As 20 horas de conversas deram tempo para o aprimoramento das perguntas. Quase cinco décadas de amizade, naturalmente, aproximaram Chico do realizador. Curtida em bares dos anos cariocas de 1970, a relação era fruto da mescla entre “o pessoal de cinema e da música”. “Éramos da mesma geração, e trabalhando com cinema, música e teatro. Em comum, por muito tempo, tivemos a bebida — mas é hábito que não temos mais”, conta Faria Jr.
Obsessão
Se, para ele, amizade é algo tão difícil de explicar, o diretor crê que o ponto inicial foi o do respeito a diferenças. A transposição de um Chico íntegro, nas telas, foi quase uma obsessão. “Chico é uma pessoa assim: nada tímida e muito engraçada. Ele é muito reservado. E é um cara muito escaldado, e que jé levou muita porrada, ao mesmo tempo em que foi muito elogiado. Por isso, ele é reservado, em relação a invasões. Com alguém de confiança, ele se abre: tem um comportamento normal. Numa entrevista, com 30 pessoas e perguntas indiscretas, ele trava”, avalia o cineasta.

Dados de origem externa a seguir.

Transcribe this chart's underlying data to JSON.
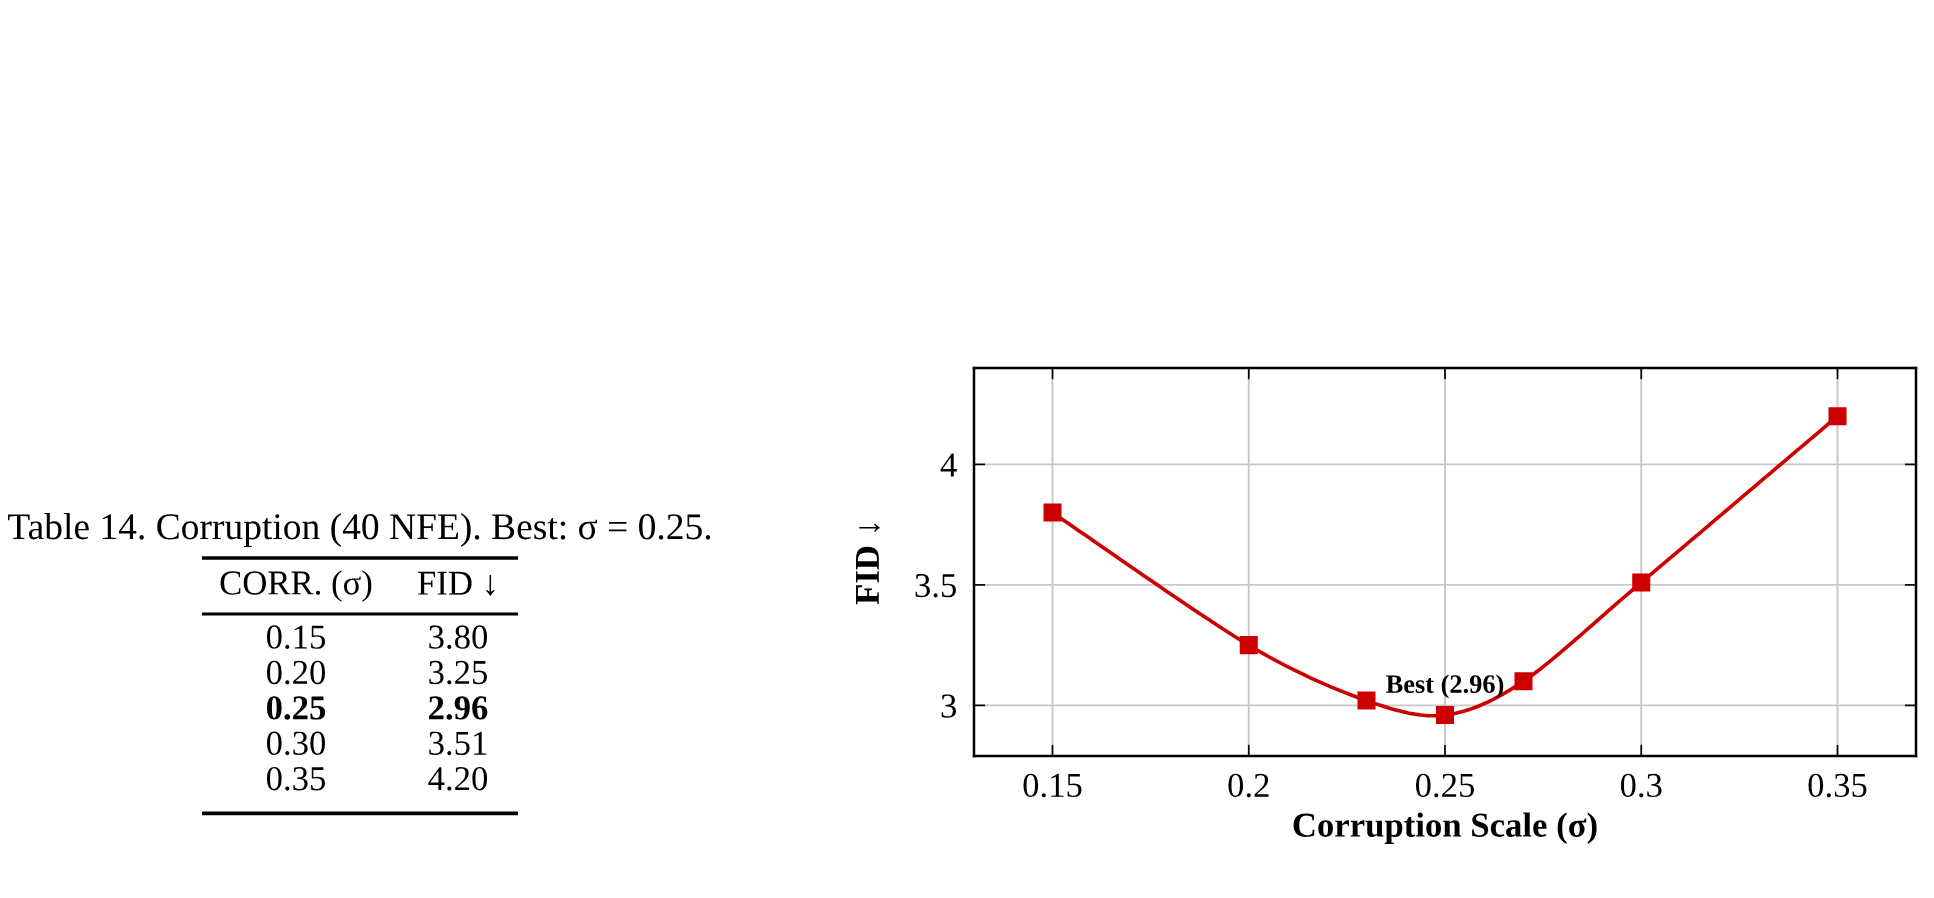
{
  "chart_data": [
    {
      "type": "heatmap",
      "title": "Table 14. Corruption (40 NFE). Best: σ = 0.25.",
      "ylabel": "CORR. (σ)",
      "categories": [
        "FID ↓"
      ],
      "y_categories": [
        "0.15",
        "0.20",
        "0.25",
        "0.30",
        "0.35"
      ],
      "cells": [
        [
          3.8
        ],
        [
          3.25
        ],
        [
          2.96
        ],
        [
          3.51
        ],
        [
          4.2
        ]
      ],
      "cell_labels": [
        [
          "3.80"
        ],
        [
          "3.25"
        ],
        [
          "2.96"
        ],
        [
          "3.51"
        ],
        [
          "4.20"
        ]
      ]
    },
    {
      "type": "line",
      "xlabel": "Corruption Scale (σ)",
      "ylabel": "FID ↓",
      "x": [
        0.15,
        0.2,
        0.23,
        0.25,
        0.27,
        0.3,
        0.35
      ],
      "values": [
        3.8,
        3.25,
        3.02,
        2.96,
        3.1,
        3.51,
        4.2
      ],
      "color": "#cc0000",
      "marker": "square",
      "line_style": "solid",
      "xlim": [
        0.13,
        0.37
      ],
      "ylim": [
        2.79,
        4.4
      ],
      "xticks": [
        0.15,
        0.2,
        0.25,
        0.3,
        0.35
      ],
      "yticks": [
        3,
        3.5,
        4
      ],
      "grid": true,
      "annotations": [
        {
          "text": "Best (2.96)",
          "x": 0.25,
          "y": 2.96
        }
      ]
    }
  ]
}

A ideia do documentário veio quando Miguel Faria Jr. concluiu a fita Vinicius (2005). “Vinicius de Moraes trabalhou, intensamente, até o fim dos anos 1960. Aquele filme mostra como a vida de um compositor é reflexo do que vive. Fiquei com vontade de explorar a continuação, já que o comportamento dos artistas mudou. Antes, o artista fazia show até de bermuda, e, hoje, existe a revista Caras. Nessas transformações, foi natural pensar no Chico”, diz. O filme não tem pretensão biográfica sobre o Chico: trata-se de particularizado olhar sobre ele. “Já se escreveu sobre ele, já se fez filme, eu bebi de muita coisa. Podem ser feitos vários filmes sobre ele. A série do Roberto de Oliveira (com 12 episódios) vejo mais como registro jornalístico e de recuperação de material de arquivo, e adoro. Mas, é outra coisa”, acredita.

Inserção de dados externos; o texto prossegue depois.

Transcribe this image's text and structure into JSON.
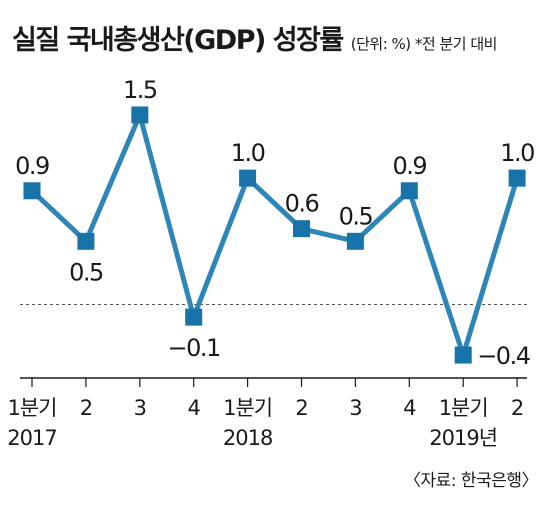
{
  "header": {
    "title": "실질 국내총생산(GDP) 성장률",
    "subtitle": "(단위: %) *전 분기 대비"
  },
  "footer": {
    "source": "〈자료: 한국은행〉"
  },
  "colors": {
    "line": "#2e86b8",
    "marker": "#1773a8",
    "text": "#1a1a1a",
    "baseline": "#555555"
  },
  "chart_data": {
    "type": "line",
    "categories": [
      "1분기",
      "2",
      "3",
      "4",
      "1분기",
      "2",
      "3",
      "4",
      "1분기",
      "2"
    ],
    "x_year_labels": [
      "2017",
      "",
      "",
      "",
      "2018",
      "",
      "",
      "",
      "2019년",
      ""
    ],
    "values": [
      0.9,
      0.5,
      1.5,
      -0.1,
      1.0,
      0.6,
      0.5,
      0.9,
      -0.4,
      1.0
    ],
    "data_labels": [
      "0.9",
      "0.5",
      "1.5",
      "−0.1",
      "1.0",
      "0.6",
      "0.5",
      "0.9",
      "−0.4",
      "1.0"
    ],
    "ylim": [
      -0.55,
      1.65
    ],
    "zero_line": true,
    "grid": false,
    "xlabel": "",
    "ylabel": "",
    "title": "실질 국내총생산(GDP) 성장률"
  }
}
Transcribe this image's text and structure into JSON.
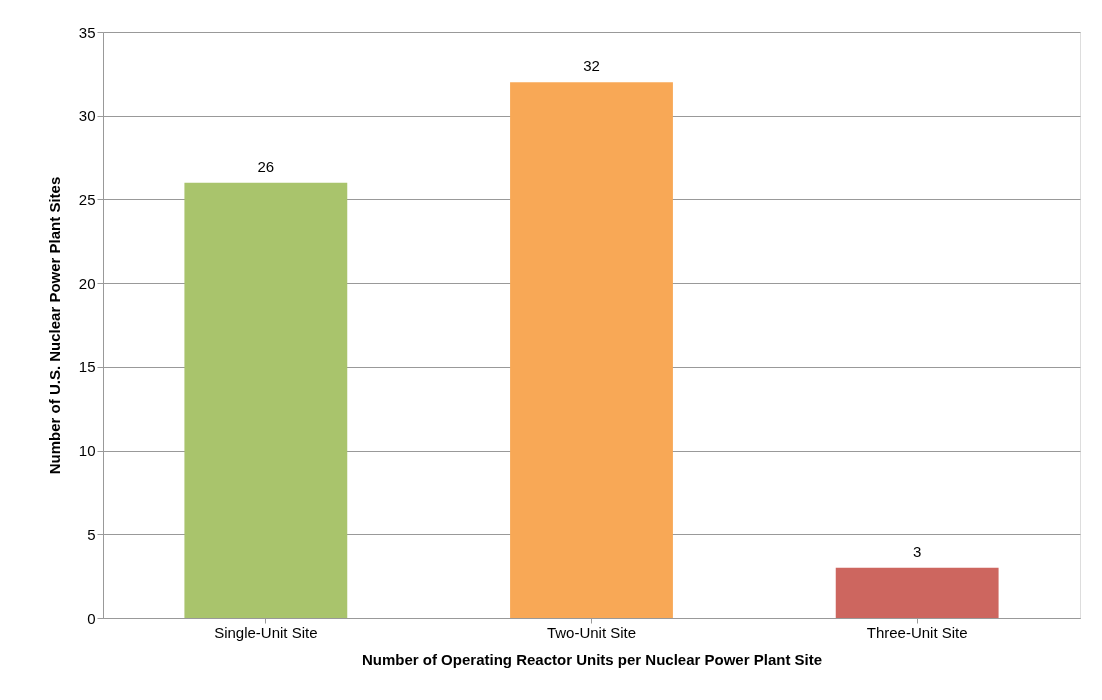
{
  "chart_data": {
    "type": "bar",
    "xlabel": "Number of Operating Reactor Units per Nuclear Power Plant Site",
    "ylabel": "Number of U.S. Nuclear Power Plant Sites",
    "categories": [
      "Single-Unit Site",
      "Two-Unit Site",
      "Three-Unit Site"
    ],
    "values": [
      26,
      32,
      3
    ],
    "colors": [
      "#a9c46c",
      "#f8a856",
      "#cd665f"
    ],
    "ylim": [
      0,
      35
    ],
    "yticks": [
      0,
      5,
      10,
      15,
      20,
      25,
      30,
      35
    ],
    "grid": "y",
    "data_labels": true
  }
}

A música, seguramente, aproximou Chico do cineasta. Foi na época do filme Na ponta da faca (1977) que Chico declinou do convite de Faria Jr. para fazer uma música, por problemas de agenda. Mas contribuiu para outros filmes do artista, como República dos assassinos (1979), Para viver um grande amor (1984) e Stelinha (1990), além de O xangô de Baker Street (2001). Num mar de mais de 500 músicas de Chico, Faria Jr. nadou com dificuldade para seleções do filme.

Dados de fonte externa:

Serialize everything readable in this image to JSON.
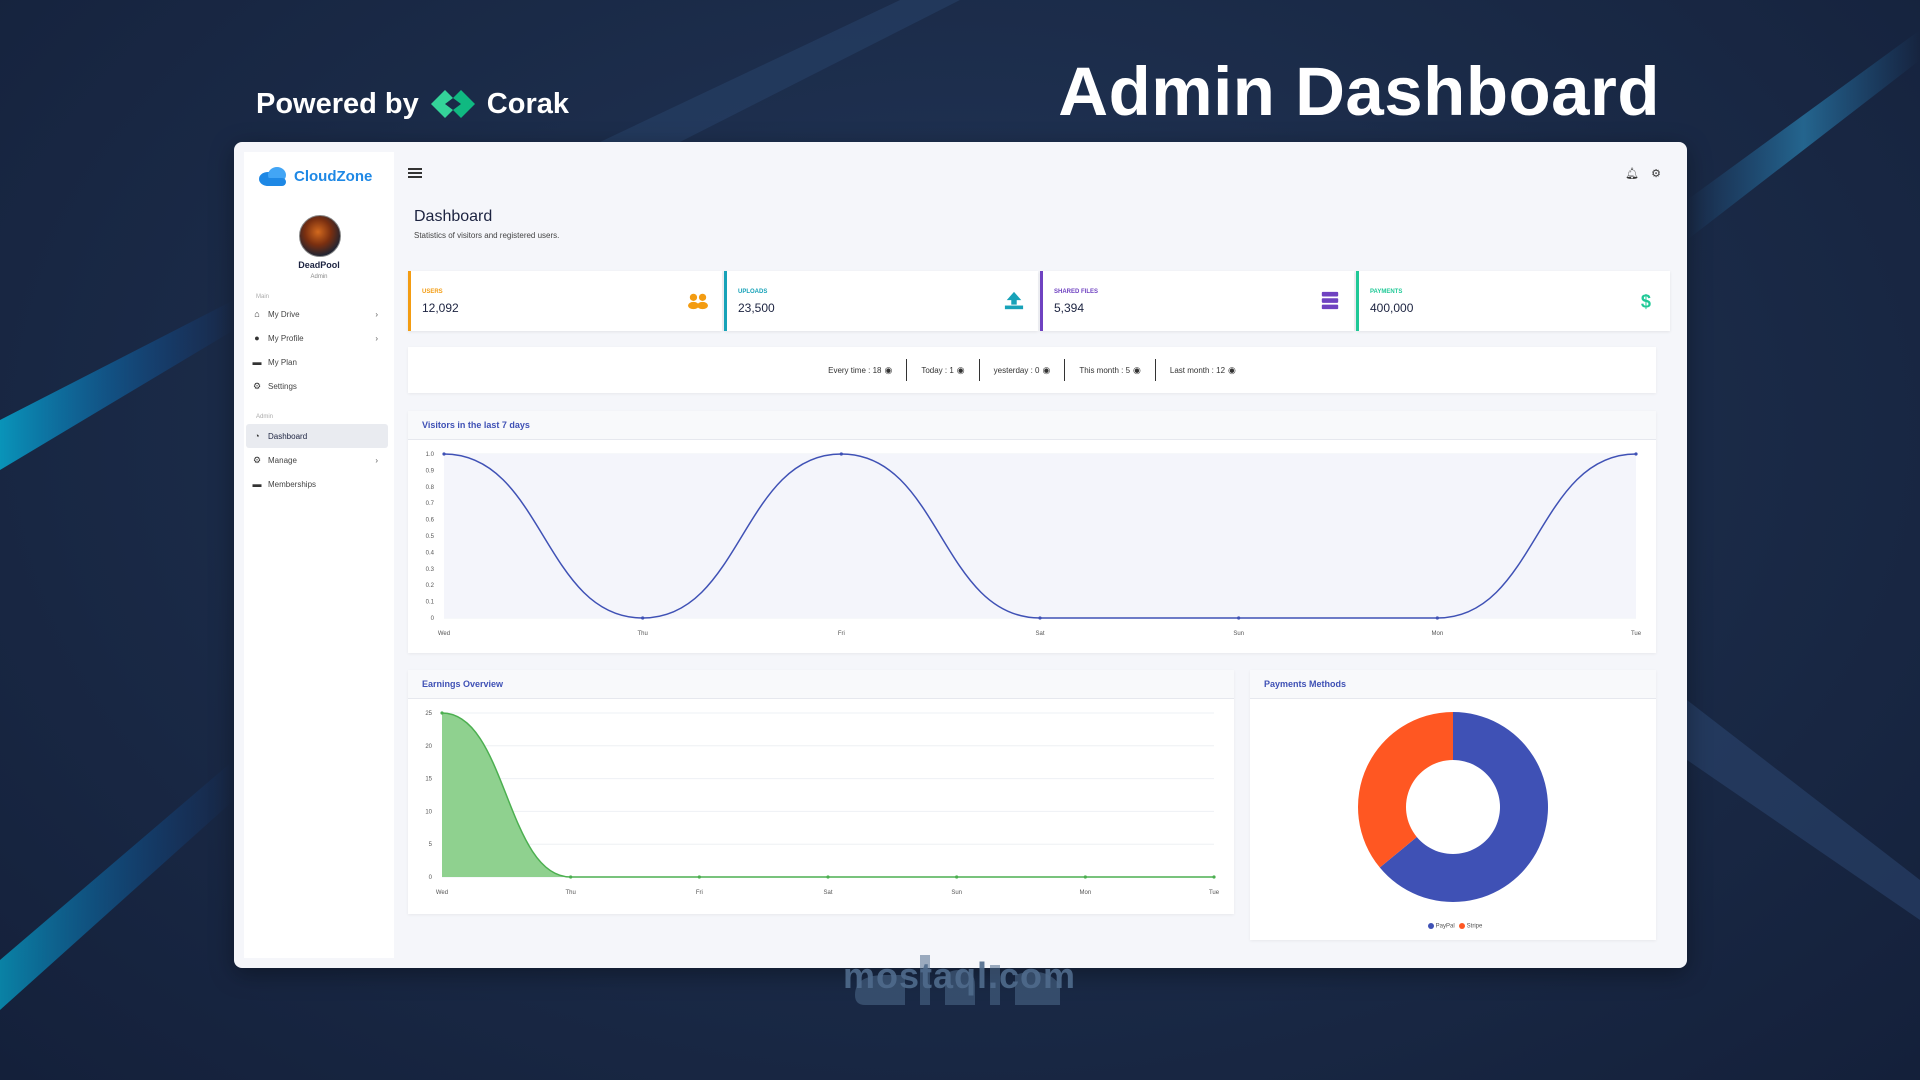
{
  "promo": {
    "powered_by": "Powered by",
    "corak": "Corak",
    "title": "Admin Dashboard",
    "watermark": "mostaql.com"
  },
  "app": {
    "brand": "CloudZone",
    "user": {
      "name": "DeadPool",
      "role": "Admin"
    },
    "sections": {
      "main": "Main",
      "admin": "Admin"
    },
    "nav_main": [
      {
        "label": "My Drive",
        "icon": "home-icon",
        "chevron": true
      },
      {
        "label": "My Profile",
        "icon": "user-icon",
        "chevron": true
      },
      {
        "label": "My Plan",
        "icon": "car-icon",
        "chevron": false
      },
      {
        "label": "Settings",
        "icon": "gear-icon",
        "chevron": false
      }
    ],
    "nav_admin": [
      {
        "label": "Dashboard",
        "icon": "dashboard-icon",
        "chevron": false,
        "active": true
      },
      {
        "label": "Manage",
        "icon": "gears-icon",
        "chevron": true
      },
      {
        "label": "Memberships",
        "icon": "car-icon",
        "chevron": false
      }
    ],
    "page_title": "Dashboard",
    "page_subtitle": "Statistics of visitors and registered users.",
    "stats": [
      {
        "label": "USERS",
        "value": "12,092",
        "color": "#f39c12",
        "icon": "users-icon"
      },
      {
        "label": "UPLOADS",
        "value": "23,500",
        "color": "#17a2b8",
        "icon": "upload-icon"
      },
      {
        "label": "SHARED FILES",
        "value": "5,394",
        "color": "#6f42c1",
        "icon": "server-icon"
      },
      {
        "label": "PAYMENTS",
        "value": "400,000",
        "color": "#20c997",
        "icon": "dollar-icon"
      }
    ],
    "visits": [
      "Every time : 18",
      "Today : 1",
      "yesterday : 0",
      "This month : 5",
      "Last month : 12"
    ],
    "visitors_card_title": "Visitors in the last 7 days",
    "earnings_card_title": "Earnings Overview",
    "payments_card_title": "Payments Methods"
  },
  "chart_data": [
    {
      "type": "line",
      "title": "Visitors in the last 7 days",
      "categories": [
        "Wed",
        "Thu",
        "Fri",
        "Sat",
        "Sun",
        "Mon",
        "Tue"
      ],
      "values": [
        1,
        0,
        1,
        0,
        0,
        0,
        1
      ],
      "ylim": [
        0,
        1
      ],
      "yticks": [
        "0",
        "0.1",
        "0.2",
        "0.3",
        "0.4",
        "0.5",
        "0.6",
        "0.7",
        "0.8",
        "0.9",
        "1.0"
      ],
      "color": "#3f51b5"
    },
    {
      "type": "area",
      "title": "Earnings Overview",
      "categories": [
        "Wed",
        "Thu",
        "Fri",
        "Sat",
        "Sun",
        "Mon",
        "Tue"
      ],
      "values": [
        25,
        0,
        0,
        0,
        0,
        0,
        0
      ],
      "ylim": [
        0,
        25
      ],
      "yticks": [
        "0",
        "5",
        "10",
        "15",
        "20",
        "25"
      ],
      "color": "#4caf50"
    },
    {
      "type": "pie",
      "title": "Payments Methods",
      "labels": [
        "PayPal",
        "Stripe"
      ],
      "values": [
        64,
        36
      ],
      "colors": [
        "#3f51b5",
        "#ff5722"
      ]
    }
  ]
}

“Não queria que a cada música se parasse o filme. Isso é chato. Dar equilíbrio, veio de alinhar as músicas aos temas que estavam sendo falados. De forma explícita ou não, sempre se tem isso. Até hoje, o Chico trabalhou com praias e ritmos diferentes. Quis contemplar a diversidade das músicas”, comenta. Nisso, despontam números inteiros de músicas como Mambembe, As vitrines e Sabiá.
Tratamento de ficção
Para além de músicas interpretadas por artistas como Laila Garin, Ney Matogrosso e Péricles, uma ampla pesquisa a cargo de Antônio Venâncio deu sustento ao longa. “Com figurino, maquiagem, luz e fotografia elaborada, seguimos um tratamento de filme de ficção. Aliás, eu teria sim um material para, futuramente, fazer um seriado”, conta Faria Jr.
Entre vários temas que imantam o filme, a atual postura política de Chico Buarque transparece. “Ele fala muito claramente: ‘A minha participação, até a democratização, foi intensa. Conseguimos a liberdade que aí está’. Chico diz que entusiasmo foi feito para passar. Diz que participou de eleições, apoiou candidatos e tal, e que o interesse por participação política dele cada vez tem diminuído. ‘Eu quero fazer música; sou um artista, não um político’, reforça”, assinala o diretor.
Três perguntas / Miguel Faria Jr.
A descoberta do irmão alemão de Chico é dos pontos altos do filme. Como se chegou àquilo?
No momento em que ele resolveu escrever o livro (O irmão alemão), eu já estava começando o filme e ele escreve aquilo, inventando o irmão alemão. E no tom de “se ele tivesse aparecido, como ele seria?”. O livro dele é isso: uma verdadeira ficção. Pela convivência com a invenção, Chico começou a entrar em crise para terminar o livro e achou que era importante tentar o tal irmão do qual não sabia nada. Peguei ele, justo aí: indo atrás do irmão. Ficou engraçada a revelação de que o irmão também era cantor, mais velho, vivia na Alemanha Oriental e tinha um programa de entrevistas muito famoso — isso no canal único da Alemanha comunista; num estilo à la Jô Soares.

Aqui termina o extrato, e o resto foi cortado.